Simple Patient Info Sheet Not Enough to Dissuade Low-Value Screening
From - Diagnostic Testing & Emerging Technologies Simple, brief, information sheets are unlikely to change patients' intentions to participate in low-value screenings, according to a study published online… . . . read more
By Lori Solomon, Editor, Diagnostic Testing & Emerging Technologies
Simple, brief, information sheets are unlikely to change patients' intentions to participate in low-value screenings, according to a study published online Dec. 28, 2015 in JAMA Internal Medicine. To reduce overused screening services—including prostate cancer and osteoporosis screening in low-risk men and women and colorectal cancer screening in the elderly—more intensive and comprehensive campaigns will be needed, targeting both patients and clinicians, the authors say.
Low-value services have been defined as those in which the degree of benefit does not justify the harms and costs, and have been estimated to cost $192 billion annually in the United States.

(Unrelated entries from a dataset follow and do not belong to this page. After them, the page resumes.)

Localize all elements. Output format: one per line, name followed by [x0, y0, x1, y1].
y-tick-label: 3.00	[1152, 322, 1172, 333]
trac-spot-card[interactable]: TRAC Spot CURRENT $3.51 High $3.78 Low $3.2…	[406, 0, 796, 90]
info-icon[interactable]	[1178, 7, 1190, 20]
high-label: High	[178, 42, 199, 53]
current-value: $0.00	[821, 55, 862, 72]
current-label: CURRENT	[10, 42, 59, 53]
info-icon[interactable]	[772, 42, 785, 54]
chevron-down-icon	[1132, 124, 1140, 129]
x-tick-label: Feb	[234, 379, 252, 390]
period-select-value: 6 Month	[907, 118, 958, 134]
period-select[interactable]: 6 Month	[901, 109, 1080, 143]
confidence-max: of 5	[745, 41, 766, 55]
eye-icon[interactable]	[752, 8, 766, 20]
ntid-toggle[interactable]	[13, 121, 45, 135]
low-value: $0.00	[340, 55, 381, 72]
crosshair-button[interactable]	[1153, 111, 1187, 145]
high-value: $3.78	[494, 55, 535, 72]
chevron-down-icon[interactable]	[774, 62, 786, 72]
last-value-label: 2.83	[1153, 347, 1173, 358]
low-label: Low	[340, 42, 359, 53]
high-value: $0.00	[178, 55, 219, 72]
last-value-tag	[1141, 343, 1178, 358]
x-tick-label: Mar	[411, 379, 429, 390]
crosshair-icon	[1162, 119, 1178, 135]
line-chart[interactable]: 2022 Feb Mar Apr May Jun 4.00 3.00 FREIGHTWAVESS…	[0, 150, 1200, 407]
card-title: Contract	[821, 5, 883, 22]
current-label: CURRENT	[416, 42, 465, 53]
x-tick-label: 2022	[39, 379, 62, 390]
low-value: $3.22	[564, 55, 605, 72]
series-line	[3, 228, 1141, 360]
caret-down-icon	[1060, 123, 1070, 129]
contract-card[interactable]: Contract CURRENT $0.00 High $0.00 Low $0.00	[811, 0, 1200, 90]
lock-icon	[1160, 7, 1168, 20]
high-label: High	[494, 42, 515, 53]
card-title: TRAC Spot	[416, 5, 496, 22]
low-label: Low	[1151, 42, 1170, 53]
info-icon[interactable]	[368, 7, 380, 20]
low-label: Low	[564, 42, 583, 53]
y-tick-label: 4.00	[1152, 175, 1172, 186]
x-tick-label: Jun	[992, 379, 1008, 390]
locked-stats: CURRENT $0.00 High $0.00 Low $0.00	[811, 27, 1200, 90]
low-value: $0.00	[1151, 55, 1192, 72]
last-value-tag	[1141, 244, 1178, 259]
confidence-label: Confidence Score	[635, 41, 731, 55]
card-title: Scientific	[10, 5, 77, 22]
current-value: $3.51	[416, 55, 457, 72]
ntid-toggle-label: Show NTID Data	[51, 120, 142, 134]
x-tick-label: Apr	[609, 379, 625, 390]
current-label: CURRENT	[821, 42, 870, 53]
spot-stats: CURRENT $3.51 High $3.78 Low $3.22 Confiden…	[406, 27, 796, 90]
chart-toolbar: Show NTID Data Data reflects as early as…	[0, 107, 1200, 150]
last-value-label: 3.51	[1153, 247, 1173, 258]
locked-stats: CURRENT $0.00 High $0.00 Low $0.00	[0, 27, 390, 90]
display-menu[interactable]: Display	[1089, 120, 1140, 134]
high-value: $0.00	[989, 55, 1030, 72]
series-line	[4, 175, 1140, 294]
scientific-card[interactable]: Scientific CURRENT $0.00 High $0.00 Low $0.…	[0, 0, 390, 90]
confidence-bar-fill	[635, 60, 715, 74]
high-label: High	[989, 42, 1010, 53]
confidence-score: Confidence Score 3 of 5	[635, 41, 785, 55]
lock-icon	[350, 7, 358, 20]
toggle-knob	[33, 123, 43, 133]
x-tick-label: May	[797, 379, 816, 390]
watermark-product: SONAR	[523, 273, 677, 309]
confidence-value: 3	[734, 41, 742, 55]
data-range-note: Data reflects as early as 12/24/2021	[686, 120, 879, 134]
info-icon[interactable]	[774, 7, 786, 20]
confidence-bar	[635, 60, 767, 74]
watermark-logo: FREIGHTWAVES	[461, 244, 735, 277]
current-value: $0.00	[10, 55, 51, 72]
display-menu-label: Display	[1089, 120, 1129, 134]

In the current study, selected services had either net harm at the population level (prostate cancer screening in men ages 50 to 69 years) or small net benefit (some individuals would benefit, but some would be harmed; for example, osteoporosis screening in low-risk women ages 50 to 64 years or colorectal cancer screening in older men and women ages 76 to 85 years).
"Decisions about screening are driven by a complex interplay of attitudes, social norms, and self-efficacy, many of which often strongly favor screening," write the authors led by Stacey Sheridan, M.D., from University of North Carolina, Chapel Hill. "Furthermore, many decision-makers rely on emotions and heuristic decision-making, rather than the rational processes involved in weighing harms and benefits, and are subject to a host of cognitive biases that make foregoing health care services difficult."
In the present study, alternate formats for informing patients about benefits and harms were evaluated for their effect on reducing overuse. In total, 775 individuals were randomized to receive information about one of the three screening services during their scheduled visit at their community-based primary care clinician (September 2012 to June 2014).
The four intervention arms differed in presentation format: words (n=195), numbers (n=192), numbers plus narratives (n=196), or numbers plus a framed presentation (n=192). Information sheets included a description of the disease screened for (including disease incidence and mortality rates), a description of the screening test and its benefits (primarily disease-specific mortality reduction), and harms (including physical and psychological harms across the screening cascade).
Within each intervention arm, participants were distributed evenly across the three screening services. Patients read their assigned evidence-based decision support information sheet and completed pre- and post-intervention surveys, but did not discuss the materials with their clinicians.
The researchers found that intentions to screen were high before the intervention. The narrative format had lower intention-to-accept screening at post-intervention compared with pre-intervention, but other interventions arms had no changes from baseline. Results were similar when assessed by screening service.
"Given the highly educated sample and small increases in knowledge found, it seems that acceptance of screening was largely unrelated to transferred knowledge, at least as communicated on a single-page information," writes Judith Prochaska, Ph.D., from Stanford University, in an accompanying editorial. "That most of the study sample had been screened prior, likely within the clinical practice through which the intervention was being tested, without ill-reported effects and with intention to screen again, suggests the appropriateness of a more personalized and multilevel systems approach."